There is a policy side to this, Meta has the "No open proxies" policy, which would need to be changed, but I doubt that such policies will be changed unless those of us on this list can come up with a good way to allow Tor users to edit. If we can come up with a way that solves most of the problems the community has, then I think there is a good chance that this policy can be changed.
I'd like to add an idea I've been thinking about to make TOR more acceptable.
A big part of the problem is that there are hundreds (thousands?) of exit nodes, so if someone is being bad, they just have to wait 5 minutes to get a new one, making it very hard to block them.

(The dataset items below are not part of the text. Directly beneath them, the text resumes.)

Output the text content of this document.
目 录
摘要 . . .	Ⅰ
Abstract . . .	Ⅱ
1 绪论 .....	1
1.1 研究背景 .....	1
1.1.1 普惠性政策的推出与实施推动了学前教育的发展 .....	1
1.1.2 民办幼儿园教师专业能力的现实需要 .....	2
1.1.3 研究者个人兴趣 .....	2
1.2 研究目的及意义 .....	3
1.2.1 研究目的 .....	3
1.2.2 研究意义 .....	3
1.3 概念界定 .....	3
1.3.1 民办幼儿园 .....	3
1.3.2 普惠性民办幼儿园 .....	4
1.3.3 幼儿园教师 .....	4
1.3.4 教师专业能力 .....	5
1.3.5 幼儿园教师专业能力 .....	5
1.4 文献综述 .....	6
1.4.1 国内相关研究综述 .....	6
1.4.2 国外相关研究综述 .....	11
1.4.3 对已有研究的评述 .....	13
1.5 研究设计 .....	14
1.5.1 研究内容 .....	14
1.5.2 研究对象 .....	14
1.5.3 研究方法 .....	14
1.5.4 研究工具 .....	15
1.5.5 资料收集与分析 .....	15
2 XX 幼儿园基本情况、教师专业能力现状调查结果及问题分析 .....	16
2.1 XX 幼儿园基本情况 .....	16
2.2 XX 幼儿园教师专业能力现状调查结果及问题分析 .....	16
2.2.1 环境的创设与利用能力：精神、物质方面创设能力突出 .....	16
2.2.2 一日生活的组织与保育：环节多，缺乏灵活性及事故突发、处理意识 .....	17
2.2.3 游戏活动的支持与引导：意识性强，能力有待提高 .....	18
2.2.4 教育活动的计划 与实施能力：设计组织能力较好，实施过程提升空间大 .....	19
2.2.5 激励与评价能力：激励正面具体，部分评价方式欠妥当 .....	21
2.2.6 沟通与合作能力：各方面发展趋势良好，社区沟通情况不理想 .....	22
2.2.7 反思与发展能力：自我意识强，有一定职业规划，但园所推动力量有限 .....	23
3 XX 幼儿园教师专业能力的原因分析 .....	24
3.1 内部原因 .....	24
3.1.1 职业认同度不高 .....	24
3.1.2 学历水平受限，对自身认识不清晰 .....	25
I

So what we could do, is map all tor connections to appear (To MW) as if they are coming from a few private IP addresses. This way its easy to block temporarily (in case of a whole slew of vandalism comes in), the political decision on whether to block or not becomes a local problem (The best kind of solution to a problem is the type that makes it somebody else's problem ;) I would personally hope that admins would only give short term block to such an address during waves of vandalism, but ultimately it would be up to them.
To be explicit, the potential idea is as follows: *User access via tor *MediaWiki sees its a tor request *Try to do limited browser fingerprinting, to perhaps mitigate the affect of an unclued user not using tor browser being bad ruining it for everyone. Say take a hash of the user-agent and various accept headers, and turn it into a number between 1 and 16. *Make MW think the IP is 172.16.0.<number from previous step>
Then all the tor edits are all together, and easy to notice if somebody is abusing them, and easy for a local admin to block all at once if need be.
This would also make most of the rate limiting apply against all people accessing via tor instead of doing rate limiting per exit node, which is probably a good thing, and would prevent repetitive abuse, people registering 10 billion accounts, etc. If we did this, we may also want to make pretty much every action trigger a captcha for those addresses (perhaps even if you are logged in from those addresses), instead of the current lax captcha triggering (On the bright side, our captchas are actually readable by people, unlike say cloudflare's (recaptcha) which I can't make heads or tails of).
If there are further concerns about potential abuse, we could tag all edits coming from TOR (including if user is logged in) with an edit tag of "tor" (Although that might be in violation of privacy policy by exposing how a logged in user is accessing the site).
Thoughts? Would this actually make TOR be acceptable to the Wikipedians?